High-protein bars usually contain 300 to more than

400 calories and 25 to 30 grams of protein per bar,

the amount of protein in 4 ounces (113 grams) of meat. Thanks to their chocolate

coating, most of these bars contain 4 to 8 grams of saturated fat, more than what's good for you.

Moderate-carbohydrate bars

Most provide 180 to 250 calories, 20 to 25 grams of carbohydrates and 10 to 15 grams of protein. If you're looking for a pre-workout snack, research suggests that moderate-carbohydrate bars - such as Zone Perfect, Rexall Energy, President's Choice FasTrack and Genuine Health's Proteins+ Express - do a better job of boosting endurance during exercise than high-carbohydrate bars.

Low-carbohydrate bars

Even though Atkins-style diets are passé, low-carb bars such as President's Choice CarbWatch, Doctor's CarbRite Diet and Atkins Advantage are still available in health-food stores. Most have 200 to 250 calories and are artificially sweetened with sugar alcohols or sucralose. Some are high in saturated fat.

Food bars

Larabar, Elev8Me!, Simply Bar, ReBar and Nature's Path are only a few of the many bars made from whole foods such as fruits, nuts, seeds and sprouted grains - my favourite energy bars by a long shot. Some, such as Garden of Life's fruit and seed bars, even contain live probiotic bacteria (although the label doesn't tell you how much).

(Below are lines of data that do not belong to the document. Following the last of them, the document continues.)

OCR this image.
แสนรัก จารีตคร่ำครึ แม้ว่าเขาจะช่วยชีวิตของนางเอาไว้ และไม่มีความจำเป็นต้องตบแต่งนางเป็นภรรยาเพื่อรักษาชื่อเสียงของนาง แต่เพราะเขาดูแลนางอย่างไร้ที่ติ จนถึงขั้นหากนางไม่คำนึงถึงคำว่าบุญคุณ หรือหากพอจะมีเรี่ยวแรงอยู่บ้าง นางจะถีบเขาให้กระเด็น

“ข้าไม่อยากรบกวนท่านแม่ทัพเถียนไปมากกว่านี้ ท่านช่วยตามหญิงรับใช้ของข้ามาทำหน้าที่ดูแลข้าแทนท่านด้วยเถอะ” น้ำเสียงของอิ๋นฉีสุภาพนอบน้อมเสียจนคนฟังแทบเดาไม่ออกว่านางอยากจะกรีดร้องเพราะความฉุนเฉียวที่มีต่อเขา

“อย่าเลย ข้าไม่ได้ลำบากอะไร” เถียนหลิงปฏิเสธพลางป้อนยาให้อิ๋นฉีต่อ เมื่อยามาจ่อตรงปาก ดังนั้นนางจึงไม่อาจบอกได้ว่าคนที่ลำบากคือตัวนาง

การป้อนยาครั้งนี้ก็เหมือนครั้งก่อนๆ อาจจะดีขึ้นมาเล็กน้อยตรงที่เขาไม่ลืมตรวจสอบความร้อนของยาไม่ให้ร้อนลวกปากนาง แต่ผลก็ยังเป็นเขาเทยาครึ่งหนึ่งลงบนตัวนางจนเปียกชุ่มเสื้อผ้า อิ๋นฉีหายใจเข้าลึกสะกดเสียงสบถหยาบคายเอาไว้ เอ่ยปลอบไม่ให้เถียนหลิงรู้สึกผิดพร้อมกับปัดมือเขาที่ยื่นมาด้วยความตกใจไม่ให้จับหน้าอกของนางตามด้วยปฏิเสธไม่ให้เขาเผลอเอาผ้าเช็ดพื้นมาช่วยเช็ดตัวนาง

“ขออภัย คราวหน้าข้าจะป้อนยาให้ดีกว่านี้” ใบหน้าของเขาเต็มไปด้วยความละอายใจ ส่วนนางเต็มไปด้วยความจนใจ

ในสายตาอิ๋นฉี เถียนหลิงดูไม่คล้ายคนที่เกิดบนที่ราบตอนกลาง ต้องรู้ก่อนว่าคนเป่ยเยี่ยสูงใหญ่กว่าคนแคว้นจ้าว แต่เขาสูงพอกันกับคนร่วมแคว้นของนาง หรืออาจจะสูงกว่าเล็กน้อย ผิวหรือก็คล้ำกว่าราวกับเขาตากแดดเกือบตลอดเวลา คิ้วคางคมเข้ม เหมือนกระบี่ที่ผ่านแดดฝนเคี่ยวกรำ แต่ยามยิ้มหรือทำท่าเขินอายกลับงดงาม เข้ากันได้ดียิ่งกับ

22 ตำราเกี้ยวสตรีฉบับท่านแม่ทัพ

Whole food bars vary in taste and calories, so you may need to try a few to find one you like. For a midafternoon snack, look for bars with 150 to 200 calories for women and 200 to 250 calories for men.

Raising the energy bar

Choose bars that contain minimally processed natural ingredients such as dried fruits and vegetables, nuts, seeds and whole grains.

Look for 20 to 45 grams of carbohydrates. If you're sedentary, choose a bar with 20 to 25 grams of carbohydrates.

Look for bars that provide at least 3 to 4 grams of fibre.

Pick a bar with no more than 2 grams of saturated fat, the type that raises LDL (bad) blood cholesterol.

Go easy. While most energy bars are better for you than junk food, if your gym bag or purse is full of empty energy bar wrappers, chances are you're short-changing your diet on nutrients and disease-fighting phytochemicals.